Topcon Acquires Sokkia

After almost 11 months of negotiations, Topcon Corporation and Sokkia Co. Ltd. combined effective Feb. 5. Sokkia will become a wholly owned subsidiary of Topcon Corporation. The announcement follows a tender offer and agreement between the two companies to “conduct a business integration in the surveying instruments business … in order to increase customer satisfaction … and to ‘become a surveying and measurement instruments entity that is competitive globally.’” Business integration of the two companies is proposed by April 1, 2011.

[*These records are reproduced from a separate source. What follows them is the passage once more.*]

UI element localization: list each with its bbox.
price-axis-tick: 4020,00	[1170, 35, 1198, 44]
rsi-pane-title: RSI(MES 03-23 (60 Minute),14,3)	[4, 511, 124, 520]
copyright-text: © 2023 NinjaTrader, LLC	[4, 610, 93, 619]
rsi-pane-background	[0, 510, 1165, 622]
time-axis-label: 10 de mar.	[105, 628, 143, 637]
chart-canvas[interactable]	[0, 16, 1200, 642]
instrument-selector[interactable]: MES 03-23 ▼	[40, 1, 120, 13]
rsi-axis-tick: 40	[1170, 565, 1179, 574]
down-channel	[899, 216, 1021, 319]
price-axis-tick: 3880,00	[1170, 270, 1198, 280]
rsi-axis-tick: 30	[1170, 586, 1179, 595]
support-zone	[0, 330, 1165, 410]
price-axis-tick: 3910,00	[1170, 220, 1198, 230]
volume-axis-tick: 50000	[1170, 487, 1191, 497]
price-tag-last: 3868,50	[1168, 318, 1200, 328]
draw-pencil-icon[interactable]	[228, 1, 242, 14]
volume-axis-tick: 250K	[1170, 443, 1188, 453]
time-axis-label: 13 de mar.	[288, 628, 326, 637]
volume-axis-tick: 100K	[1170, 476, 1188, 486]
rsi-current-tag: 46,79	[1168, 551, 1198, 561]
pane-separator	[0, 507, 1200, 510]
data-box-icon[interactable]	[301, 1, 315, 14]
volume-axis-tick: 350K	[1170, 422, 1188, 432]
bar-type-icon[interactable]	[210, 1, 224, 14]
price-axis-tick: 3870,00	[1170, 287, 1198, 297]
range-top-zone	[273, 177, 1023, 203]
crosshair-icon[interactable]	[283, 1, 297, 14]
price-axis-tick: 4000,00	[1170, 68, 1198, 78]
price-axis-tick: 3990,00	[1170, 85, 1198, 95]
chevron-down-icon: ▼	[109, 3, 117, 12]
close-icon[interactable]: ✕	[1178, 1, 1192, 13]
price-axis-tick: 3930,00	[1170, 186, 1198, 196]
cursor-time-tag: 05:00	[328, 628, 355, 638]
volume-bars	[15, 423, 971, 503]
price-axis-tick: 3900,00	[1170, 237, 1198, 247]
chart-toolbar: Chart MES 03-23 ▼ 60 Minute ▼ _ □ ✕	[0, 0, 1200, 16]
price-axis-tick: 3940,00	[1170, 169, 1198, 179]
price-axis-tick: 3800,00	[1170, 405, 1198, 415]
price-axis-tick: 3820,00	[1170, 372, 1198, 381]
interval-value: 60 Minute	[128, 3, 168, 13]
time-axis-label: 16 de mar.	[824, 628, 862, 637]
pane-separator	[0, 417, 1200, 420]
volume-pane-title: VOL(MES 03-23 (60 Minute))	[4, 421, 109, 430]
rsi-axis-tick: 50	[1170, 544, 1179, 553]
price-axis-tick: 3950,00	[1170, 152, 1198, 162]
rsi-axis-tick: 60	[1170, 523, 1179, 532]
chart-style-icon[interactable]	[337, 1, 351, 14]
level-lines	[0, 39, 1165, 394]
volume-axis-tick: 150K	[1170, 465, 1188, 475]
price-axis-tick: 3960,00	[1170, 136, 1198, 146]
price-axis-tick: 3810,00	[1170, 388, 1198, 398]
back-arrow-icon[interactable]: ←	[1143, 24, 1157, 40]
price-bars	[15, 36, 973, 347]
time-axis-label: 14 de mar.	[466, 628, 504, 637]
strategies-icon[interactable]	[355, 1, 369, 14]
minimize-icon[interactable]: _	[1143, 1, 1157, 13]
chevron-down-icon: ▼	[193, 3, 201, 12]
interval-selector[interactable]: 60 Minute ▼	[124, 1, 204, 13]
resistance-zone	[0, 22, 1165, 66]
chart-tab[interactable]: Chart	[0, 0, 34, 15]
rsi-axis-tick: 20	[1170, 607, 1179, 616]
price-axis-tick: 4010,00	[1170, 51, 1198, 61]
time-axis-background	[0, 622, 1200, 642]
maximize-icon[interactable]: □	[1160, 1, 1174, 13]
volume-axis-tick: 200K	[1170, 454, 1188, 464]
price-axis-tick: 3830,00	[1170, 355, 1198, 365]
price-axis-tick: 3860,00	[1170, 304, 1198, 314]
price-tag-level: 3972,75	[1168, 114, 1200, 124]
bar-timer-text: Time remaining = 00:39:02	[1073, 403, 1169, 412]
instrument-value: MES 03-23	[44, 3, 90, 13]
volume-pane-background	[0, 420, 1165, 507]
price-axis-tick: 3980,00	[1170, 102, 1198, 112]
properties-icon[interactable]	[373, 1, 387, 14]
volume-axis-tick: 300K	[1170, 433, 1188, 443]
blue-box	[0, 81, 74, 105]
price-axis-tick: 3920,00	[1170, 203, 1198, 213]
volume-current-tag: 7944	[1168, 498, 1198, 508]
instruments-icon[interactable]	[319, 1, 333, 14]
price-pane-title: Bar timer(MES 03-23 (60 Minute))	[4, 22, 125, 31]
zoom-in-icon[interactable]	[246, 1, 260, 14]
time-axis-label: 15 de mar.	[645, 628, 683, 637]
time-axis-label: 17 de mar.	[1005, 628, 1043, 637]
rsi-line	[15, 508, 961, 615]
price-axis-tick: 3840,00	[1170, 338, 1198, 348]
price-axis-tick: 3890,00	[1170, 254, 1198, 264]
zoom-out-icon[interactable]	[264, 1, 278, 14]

Both companies plan to “standardize the platforms for total stations by the end of fiscal year 2010, and to mutually cooperate and strive for downsizing, weight-saving and differentiation of motor-driven total stations, and development of 3D measurement instruments (such as scanners) for the civil engineering market and measurement market,” according to statements.

Following the business integration, it is expected that Topcon will be responsible for: the development, manufacture and sales of GPS equipment and machine control systems; sales of total stations and other surveying instruments (excluding nonmotor-driven total stations in Japan); and the planning of the global business strategy. Sokkia will be responsible for the development and manufacture of total stations and other surveying instruments.
“Both Sokkia and Topcon have incredible dealer networks,” said Ray O’Connor, president and CEO of Topcon Positioning Systems. “This joining of our companies not only protects those networks but provides respective dealers with additional opportunities for growth.”
Ed Yamanaka, president of Sokkia Corporation, said, “It is rare that such an outstanding opportunity comes along to combine two global major market players that have similar corporate cultures while preserving their individual identities. This sends a clear message to the industry that this new, stronger company takes the responsibility of being the leading supplier of surveying instruments very seriously.”